Two weeks ago Axiom headed to Portland, Oregon as a sponsor of Monitorama — a popular conference for monitoring and observability practitioners now in its 10th year.
Axiom CTO Seif Lotfy presents an introduction to Axiom at Monitorama 2023 in Portland.
I soaked up learnings from attendees, vendors, and all the talks. Here are my top five takeaways:
1. Strong observability practices depend on connected, multi-modal events. OTel and eBPF are winners.
Logs, metrics and traces all help teams follow the breadcrumbs to answer why a problem is happening. So there was universal love for portable, standarized formats like OpenTelemetry that make event correlation easier, and growing interest in eBPF sensors that simplify instrumentation. Teams want more events, and more connected events. All in the name of actionable, directed search.
2. Economic climate and cost sensitivity around monitoring drives innovation.
At Enterprise scale, the tsunami-wave of observability data means the cost of monitoring is hurting; it can now be as high as 20-30% of cloud spend. Some are conceding cardinality, or dropping events on the floor by filtering and sampling through pipelines. Others, like Netflix, are fighting to balance cost, scale and latency head-on, leaning on tools like ClickHouse in cloud-native architectures that reflect the very innovation behind Axiom.
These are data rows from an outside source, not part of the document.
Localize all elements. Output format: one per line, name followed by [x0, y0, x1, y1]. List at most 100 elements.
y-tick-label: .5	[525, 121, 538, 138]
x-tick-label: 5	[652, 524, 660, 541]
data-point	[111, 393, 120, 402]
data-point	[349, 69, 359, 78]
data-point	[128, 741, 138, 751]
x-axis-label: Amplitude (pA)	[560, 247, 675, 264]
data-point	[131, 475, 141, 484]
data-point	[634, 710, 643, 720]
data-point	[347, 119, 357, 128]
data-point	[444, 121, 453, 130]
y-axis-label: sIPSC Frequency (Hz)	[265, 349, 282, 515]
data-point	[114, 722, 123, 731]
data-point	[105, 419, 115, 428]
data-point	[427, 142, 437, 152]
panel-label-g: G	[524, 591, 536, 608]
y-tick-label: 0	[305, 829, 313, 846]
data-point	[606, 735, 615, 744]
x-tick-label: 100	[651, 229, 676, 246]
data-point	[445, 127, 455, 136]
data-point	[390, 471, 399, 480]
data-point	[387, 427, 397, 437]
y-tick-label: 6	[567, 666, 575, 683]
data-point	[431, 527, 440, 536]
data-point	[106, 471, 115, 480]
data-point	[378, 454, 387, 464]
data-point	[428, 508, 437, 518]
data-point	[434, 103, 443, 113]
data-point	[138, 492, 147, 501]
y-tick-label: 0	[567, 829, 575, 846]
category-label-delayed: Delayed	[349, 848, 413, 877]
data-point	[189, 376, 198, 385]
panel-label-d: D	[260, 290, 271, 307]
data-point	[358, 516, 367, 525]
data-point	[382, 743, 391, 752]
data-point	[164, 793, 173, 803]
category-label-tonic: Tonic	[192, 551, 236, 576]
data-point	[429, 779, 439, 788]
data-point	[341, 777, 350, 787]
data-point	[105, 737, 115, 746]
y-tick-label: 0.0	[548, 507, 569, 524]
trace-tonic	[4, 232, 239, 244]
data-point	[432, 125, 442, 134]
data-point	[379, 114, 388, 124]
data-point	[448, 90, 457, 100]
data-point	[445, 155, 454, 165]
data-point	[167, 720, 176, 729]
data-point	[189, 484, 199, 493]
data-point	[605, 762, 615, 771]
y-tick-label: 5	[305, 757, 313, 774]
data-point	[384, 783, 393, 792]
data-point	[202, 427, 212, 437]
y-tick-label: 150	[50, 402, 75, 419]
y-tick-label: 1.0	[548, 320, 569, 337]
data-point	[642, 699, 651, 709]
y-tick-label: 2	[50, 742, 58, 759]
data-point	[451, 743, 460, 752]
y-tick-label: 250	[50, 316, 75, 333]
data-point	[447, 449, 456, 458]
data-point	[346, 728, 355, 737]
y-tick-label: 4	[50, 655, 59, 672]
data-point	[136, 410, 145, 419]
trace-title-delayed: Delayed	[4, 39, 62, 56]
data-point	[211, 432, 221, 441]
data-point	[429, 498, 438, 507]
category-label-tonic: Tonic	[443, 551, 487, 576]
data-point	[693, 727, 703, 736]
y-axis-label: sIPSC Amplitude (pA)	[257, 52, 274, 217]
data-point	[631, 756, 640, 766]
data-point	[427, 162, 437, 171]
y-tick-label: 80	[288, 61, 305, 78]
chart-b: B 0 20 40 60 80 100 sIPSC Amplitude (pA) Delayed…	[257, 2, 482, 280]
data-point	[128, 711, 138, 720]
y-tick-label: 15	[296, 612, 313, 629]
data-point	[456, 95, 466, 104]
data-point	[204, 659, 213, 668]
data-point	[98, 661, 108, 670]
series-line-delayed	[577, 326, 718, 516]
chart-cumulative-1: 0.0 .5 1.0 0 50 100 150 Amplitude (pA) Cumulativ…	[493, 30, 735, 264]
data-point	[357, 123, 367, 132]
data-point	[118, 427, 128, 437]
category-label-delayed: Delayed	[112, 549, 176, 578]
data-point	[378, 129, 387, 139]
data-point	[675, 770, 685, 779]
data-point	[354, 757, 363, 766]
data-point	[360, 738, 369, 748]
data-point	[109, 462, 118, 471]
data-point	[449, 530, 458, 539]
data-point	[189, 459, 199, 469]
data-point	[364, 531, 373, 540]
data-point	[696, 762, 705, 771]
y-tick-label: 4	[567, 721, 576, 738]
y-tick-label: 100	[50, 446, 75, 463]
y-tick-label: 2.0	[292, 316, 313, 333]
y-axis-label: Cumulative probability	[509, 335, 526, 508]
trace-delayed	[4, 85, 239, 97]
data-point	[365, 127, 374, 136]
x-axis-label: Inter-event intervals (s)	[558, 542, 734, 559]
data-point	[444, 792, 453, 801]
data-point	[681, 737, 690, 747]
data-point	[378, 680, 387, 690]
Huge savings await.
3. SLO-based alerts cut through the noise and promote action.
We heard just how much solving fatigue from false positives and redundant alerts matters. One answer is SLO-based alerts that are biased towards action through a connection to our observability data, and run-books that guide teams to remediation. Automation can ease alert overload, keeping teams focused on the notifications that count. No shock collars needed (IYKYK).
4. AI gets dunked on. But has its place.
As the rest of tech fawns AI, speakers couldn’t resist poking some fun. There are two kinds of AIOps companies, we were told: “dead ones and new ones”, with AI being little more than “three if statements in a trench coat”. The real takeaway, though, was that if AI and LLMs can help us explore unfamiliar systems and get to insight faster, they increase leverage, productivity and value. And that’s a trench coat we’d all welcome.
5. The math behind monitors matters. Teachers rejoice.
Log-based histograms. Cumulative distribution functions. The differences between arithmetic, geometric, and harmonic means. It all featured. The lesson was that we can solve problems more effectively when we appreciate the application of relevant math and statistics. And as tool-makers, we have work to do to make this all more accessible. Those textbooks mattered, after all.
This is a space full of passionate practitioners and venturous vendors.
I’m grateful to have made new friends at companies like groundcover, Armory, Honeycomb and Shoreline, and excited to apply these learnings as we continue solving important problems at Axiom. Onwards!